Just in four years, I went from playing to 50 people to 800 or more. And it freaked me the fuck out. I’ve had people tell me, like, “Oh your next record is going to be amazing, based on your trajectory.” And I thought, “Ew! Fuck!” I’m not thinking about that, I’m thinking about what happens organically. And I know you have to think of music as a business, and I get that, and that’s what kind of freaks me out. When people ask me, “How big do you want to get?” I think, “No! I want to stay!”
If I were on my way to being a pop star? It doesn’t make any sense with what I do, if I’m relating to people on a personal level. My writing all started out from coming from a therapeutic kind of standpoint, for me, the natural progression is to stop, go back to school, and actually become a therapist.

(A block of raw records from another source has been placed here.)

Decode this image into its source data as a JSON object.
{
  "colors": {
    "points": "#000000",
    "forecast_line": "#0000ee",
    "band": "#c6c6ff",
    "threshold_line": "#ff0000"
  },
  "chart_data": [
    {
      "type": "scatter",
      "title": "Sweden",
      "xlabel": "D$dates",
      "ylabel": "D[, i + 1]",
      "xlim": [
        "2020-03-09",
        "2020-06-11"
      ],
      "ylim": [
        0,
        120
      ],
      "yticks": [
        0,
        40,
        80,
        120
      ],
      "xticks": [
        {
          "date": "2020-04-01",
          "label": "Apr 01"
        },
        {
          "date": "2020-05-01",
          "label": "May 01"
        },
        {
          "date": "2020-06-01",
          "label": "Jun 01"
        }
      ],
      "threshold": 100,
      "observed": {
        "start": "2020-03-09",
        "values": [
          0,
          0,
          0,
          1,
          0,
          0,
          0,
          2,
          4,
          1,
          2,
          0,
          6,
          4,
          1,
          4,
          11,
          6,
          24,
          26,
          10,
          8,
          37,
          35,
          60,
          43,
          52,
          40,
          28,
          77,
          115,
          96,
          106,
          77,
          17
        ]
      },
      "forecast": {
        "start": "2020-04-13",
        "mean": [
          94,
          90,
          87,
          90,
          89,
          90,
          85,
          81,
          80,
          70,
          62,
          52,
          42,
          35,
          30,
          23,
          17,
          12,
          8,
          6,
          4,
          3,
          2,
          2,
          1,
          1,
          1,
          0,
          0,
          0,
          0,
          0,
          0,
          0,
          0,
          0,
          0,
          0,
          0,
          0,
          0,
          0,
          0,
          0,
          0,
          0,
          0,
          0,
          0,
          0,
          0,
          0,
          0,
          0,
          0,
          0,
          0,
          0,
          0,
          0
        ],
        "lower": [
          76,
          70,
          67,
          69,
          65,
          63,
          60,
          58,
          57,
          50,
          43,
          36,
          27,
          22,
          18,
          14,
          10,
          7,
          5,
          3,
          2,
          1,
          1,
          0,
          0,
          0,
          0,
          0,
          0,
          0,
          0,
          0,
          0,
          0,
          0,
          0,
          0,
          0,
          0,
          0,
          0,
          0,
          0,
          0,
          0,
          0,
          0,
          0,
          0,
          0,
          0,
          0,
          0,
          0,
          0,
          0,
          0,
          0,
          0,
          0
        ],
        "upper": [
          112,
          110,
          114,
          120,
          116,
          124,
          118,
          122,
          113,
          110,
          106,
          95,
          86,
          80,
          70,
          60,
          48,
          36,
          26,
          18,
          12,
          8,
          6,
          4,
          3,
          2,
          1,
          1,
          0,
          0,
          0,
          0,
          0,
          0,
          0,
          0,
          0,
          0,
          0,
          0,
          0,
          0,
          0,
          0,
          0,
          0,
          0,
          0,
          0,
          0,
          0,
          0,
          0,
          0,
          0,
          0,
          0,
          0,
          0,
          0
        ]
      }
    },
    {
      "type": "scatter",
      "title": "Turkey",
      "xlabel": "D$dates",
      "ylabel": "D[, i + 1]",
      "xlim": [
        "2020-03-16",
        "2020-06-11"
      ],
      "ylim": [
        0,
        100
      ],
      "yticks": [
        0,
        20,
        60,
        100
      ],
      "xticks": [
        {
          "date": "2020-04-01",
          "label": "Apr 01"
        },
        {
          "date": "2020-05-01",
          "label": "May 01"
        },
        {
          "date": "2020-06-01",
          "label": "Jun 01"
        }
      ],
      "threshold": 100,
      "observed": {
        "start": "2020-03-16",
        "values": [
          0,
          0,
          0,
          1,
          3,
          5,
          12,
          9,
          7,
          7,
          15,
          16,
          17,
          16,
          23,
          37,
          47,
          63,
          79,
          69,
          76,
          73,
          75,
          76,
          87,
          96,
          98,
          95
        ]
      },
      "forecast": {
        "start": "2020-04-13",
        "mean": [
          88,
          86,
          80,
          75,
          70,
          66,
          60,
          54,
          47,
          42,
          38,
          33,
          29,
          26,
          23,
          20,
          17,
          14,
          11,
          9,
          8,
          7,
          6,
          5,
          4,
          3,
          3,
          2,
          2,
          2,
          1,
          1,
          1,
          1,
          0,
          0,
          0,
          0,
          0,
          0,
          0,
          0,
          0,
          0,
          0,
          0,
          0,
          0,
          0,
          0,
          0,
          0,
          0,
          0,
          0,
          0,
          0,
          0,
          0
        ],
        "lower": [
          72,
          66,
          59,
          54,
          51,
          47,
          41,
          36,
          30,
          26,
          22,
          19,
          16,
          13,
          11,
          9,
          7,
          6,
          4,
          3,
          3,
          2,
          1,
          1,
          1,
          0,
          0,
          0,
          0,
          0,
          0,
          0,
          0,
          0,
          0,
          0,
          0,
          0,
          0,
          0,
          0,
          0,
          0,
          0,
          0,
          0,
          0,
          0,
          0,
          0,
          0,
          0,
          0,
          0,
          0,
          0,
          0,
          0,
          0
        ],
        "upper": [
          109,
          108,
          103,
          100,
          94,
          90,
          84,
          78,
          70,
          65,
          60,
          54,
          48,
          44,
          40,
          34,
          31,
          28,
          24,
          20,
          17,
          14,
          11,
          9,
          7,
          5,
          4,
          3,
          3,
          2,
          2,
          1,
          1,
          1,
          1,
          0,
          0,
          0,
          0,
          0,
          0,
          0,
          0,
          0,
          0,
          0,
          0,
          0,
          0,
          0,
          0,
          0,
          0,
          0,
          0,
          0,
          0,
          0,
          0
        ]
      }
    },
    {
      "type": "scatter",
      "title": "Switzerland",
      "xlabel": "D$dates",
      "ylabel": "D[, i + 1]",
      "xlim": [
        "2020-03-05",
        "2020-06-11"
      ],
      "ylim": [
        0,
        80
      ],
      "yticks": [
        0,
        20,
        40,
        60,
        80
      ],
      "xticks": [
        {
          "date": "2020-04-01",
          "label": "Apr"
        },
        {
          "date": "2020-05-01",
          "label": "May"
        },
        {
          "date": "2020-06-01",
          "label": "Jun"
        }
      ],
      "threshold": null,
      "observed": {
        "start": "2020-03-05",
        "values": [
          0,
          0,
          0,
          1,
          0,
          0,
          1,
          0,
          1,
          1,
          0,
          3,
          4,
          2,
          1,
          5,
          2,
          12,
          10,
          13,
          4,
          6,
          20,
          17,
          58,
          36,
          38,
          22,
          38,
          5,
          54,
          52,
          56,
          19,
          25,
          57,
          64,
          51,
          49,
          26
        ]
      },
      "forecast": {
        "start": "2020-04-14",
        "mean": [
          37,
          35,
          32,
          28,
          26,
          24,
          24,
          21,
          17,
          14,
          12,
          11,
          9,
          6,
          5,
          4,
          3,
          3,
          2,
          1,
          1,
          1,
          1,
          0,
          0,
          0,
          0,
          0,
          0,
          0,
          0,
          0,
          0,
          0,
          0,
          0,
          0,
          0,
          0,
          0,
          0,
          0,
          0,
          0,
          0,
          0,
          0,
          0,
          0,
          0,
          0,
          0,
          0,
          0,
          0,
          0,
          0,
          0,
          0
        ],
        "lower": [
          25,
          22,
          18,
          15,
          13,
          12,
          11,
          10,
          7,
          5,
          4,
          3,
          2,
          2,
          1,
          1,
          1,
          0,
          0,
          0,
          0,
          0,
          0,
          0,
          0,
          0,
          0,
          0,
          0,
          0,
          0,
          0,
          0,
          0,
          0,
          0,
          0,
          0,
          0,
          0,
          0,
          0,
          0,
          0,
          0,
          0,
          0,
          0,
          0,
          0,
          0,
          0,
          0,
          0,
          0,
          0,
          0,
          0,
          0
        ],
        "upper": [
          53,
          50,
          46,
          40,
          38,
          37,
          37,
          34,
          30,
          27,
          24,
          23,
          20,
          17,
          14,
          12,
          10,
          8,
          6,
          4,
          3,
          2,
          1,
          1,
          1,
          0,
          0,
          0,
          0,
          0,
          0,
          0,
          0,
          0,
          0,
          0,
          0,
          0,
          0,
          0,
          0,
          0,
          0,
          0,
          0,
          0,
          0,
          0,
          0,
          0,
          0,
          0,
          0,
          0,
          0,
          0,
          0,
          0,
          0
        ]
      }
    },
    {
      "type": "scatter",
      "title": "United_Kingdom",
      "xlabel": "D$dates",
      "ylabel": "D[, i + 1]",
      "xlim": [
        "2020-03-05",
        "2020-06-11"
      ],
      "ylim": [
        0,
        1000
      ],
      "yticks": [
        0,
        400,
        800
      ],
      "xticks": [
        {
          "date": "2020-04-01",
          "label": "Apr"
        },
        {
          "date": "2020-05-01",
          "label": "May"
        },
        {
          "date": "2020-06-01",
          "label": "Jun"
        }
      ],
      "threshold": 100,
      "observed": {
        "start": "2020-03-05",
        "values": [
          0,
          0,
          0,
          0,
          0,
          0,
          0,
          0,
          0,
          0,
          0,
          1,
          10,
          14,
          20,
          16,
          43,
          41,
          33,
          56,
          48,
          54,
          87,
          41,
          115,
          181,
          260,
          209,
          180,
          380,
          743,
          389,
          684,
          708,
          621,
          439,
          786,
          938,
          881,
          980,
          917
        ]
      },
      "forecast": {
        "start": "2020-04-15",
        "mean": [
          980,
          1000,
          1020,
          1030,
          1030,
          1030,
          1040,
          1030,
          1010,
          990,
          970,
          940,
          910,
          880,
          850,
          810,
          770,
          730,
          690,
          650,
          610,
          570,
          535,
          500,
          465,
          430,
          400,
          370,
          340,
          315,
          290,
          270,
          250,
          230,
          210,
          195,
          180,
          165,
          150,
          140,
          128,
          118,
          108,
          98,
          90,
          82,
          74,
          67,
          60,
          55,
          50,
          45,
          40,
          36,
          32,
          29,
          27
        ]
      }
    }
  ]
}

Do you think you’re going to do that?
I want to! I’m still letting things happen. I’m definitely going to see this record through and I still have another album with Jagjaguwar, who have been amazing and I want to live with them for awhile. They’re friends, they’re family, and they do really great business. And I couldn’t be with a better group in the music industry right now.
I mean, I wouldn’t be here today if I hadn’t had help, and I’m still learning to communicate. I’m just asking myself a lot of questions right now. But I know I should think about it. I’m in my thirties. I want a kid. I can’t tour all the time if I want to be a good partner and a good mother. I know people make it work, but I think I want a little more normalcy. I’m sure that sounds really dorky.